Acceptance Is Not Automatic
Just because a trust agreement names someone as trustee does not mean they must serve. The law requires an affirmative step. The designated person can accept by following the method described in the trust, or by simply taking action consistent with the role. Managing trust property, exercising trustee powers, or beginning to administer the trust all count as acceptance.
A person designated as trustee accepts the trusteeship either: 1. By substantially complying with a method of acceptance provided in the terms of the trust. 2. If the terms of the trust do not provide a method or the method provided in the terms is not expressly made exclusive, by accepting delivery of the trust property, exercising powers or performing duties as trustee or otherwise indicating acceptance of the trusteeship.

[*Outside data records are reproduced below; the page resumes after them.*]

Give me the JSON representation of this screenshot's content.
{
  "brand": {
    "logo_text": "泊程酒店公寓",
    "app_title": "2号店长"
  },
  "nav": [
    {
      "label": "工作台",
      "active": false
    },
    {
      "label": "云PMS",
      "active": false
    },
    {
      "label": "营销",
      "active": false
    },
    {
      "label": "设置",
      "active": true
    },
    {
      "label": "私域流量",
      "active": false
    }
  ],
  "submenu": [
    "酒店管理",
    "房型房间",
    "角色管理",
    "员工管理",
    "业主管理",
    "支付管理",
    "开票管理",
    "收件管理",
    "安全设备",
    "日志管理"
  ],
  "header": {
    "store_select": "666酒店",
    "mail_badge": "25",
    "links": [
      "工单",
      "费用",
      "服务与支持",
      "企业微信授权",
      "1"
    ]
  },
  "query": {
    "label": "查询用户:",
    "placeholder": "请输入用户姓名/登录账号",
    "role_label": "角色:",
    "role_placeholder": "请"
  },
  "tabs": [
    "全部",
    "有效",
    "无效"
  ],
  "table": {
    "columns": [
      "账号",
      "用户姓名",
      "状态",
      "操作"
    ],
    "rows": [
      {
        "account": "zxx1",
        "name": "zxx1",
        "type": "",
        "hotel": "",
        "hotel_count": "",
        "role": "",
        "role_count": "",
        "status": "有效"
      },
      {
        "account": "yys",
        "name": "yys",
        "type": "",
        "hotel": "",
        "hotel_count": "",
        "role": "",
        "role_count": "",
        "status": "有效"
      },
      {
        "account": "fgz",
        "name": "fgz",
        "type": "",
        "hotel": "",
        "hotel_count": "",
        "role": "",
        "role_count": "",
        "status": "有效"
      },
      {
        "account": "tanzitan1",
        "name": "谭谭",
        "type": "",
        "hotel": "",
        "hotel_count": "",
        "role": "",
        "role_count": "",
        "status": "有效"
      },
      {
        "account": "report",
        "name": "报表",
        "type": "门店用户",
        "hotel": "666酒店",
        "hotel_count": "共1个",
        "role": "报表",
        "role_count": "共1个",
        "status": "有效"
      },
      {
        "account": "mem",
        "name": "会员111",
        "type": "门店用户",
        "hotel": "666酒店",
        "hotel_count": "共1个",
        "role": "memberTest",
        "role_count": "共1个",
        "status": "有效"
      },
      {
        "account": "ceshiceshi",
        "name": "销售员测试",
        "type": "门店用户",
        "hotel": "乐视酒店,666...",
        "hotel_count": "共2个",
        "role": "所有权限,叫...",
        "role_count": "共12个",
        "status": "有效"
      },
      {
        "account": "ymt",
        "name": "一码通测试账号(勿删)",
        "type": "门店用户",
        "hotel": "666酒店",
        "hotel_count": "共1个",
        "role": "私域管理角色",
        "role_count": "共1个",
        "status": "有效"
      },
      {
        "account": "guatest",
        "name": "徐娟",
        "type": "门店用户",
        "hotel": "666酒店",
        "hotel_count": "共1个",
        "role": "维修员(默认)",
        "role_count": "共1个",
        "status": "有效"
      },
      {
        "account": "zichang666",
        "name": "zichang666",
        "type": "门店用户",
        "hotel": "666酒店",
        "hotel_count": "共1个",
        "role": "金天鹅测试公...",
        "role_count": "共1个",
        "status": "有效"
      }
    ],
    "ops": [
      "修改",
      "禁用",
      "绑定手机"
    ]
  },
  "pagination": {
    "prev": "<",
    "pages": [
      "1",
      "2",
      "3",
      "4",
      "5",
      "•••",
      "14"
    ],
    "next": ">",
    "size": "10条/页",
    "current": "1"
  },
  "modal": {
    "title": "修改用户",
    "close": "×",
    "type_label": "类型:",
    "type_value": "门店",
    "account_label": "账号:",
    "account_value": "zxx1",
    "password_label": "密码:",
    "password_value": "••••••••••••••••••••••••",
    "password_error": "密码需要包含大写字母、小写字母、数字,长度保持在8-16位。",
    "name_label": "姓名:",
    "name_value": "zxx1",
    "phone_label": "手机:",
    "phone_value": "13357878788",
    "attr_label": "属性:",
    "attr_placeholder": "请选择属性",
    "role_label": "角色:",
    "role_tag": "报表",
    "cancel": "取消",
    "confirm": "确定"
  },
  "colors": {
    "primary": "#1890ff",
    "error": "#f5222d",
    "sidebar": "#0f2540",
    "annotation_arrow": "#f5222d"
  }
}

A.R.S. § 14-10701(A)This flexibility is practical. Many successor trustees step into the role after the person who created the trust passes away or becomes incapacitated. There is no formal ceremony required. Managing a bank account, paying a bill from trust funds, or communicating with beneficiaries can all signal acceptance.
Declining the Role and Protecting Trust Property
A designated trustee who does not want to serve can reject the trusteeship. If they fail to accept within a reasonable time after learning of the designation, the law treats them as having rejected it. There is no penalty for declining. The trustee has no fiduciary duties until they accept.
A person designated as trustee who has not yet accepted the trusteeship may reject the trusteeship. A designated trustee who does not accept the trusteeship within a reasonable time after knowing of the designation is deemed to have rejected the trusteeship.
A.R.S. § 14-10701(B)The statute also provides a practical safeguard. A person who has not yet accepted can still act to preserve trust property in an emergency. They must send a formal rejection within a reasonable time afterward. They can also inspect trust property, including real estate, to evaluate potential liabilities without triggering acceptance.
For families, this matters because a successor trustee may be caught off guard by the responsibility. The law gives them space to evaluate the situation. They can review the trust agreement, understand the administration of the trust, and decide whether they are prepared to take on the fiduciary duties involved.
If no designated trustee accepts, the court can step in to appoint one. This ensures the trust and its beneficiaries are never left without someone to manage the property, including assets like real estate, investments, and bank accounts.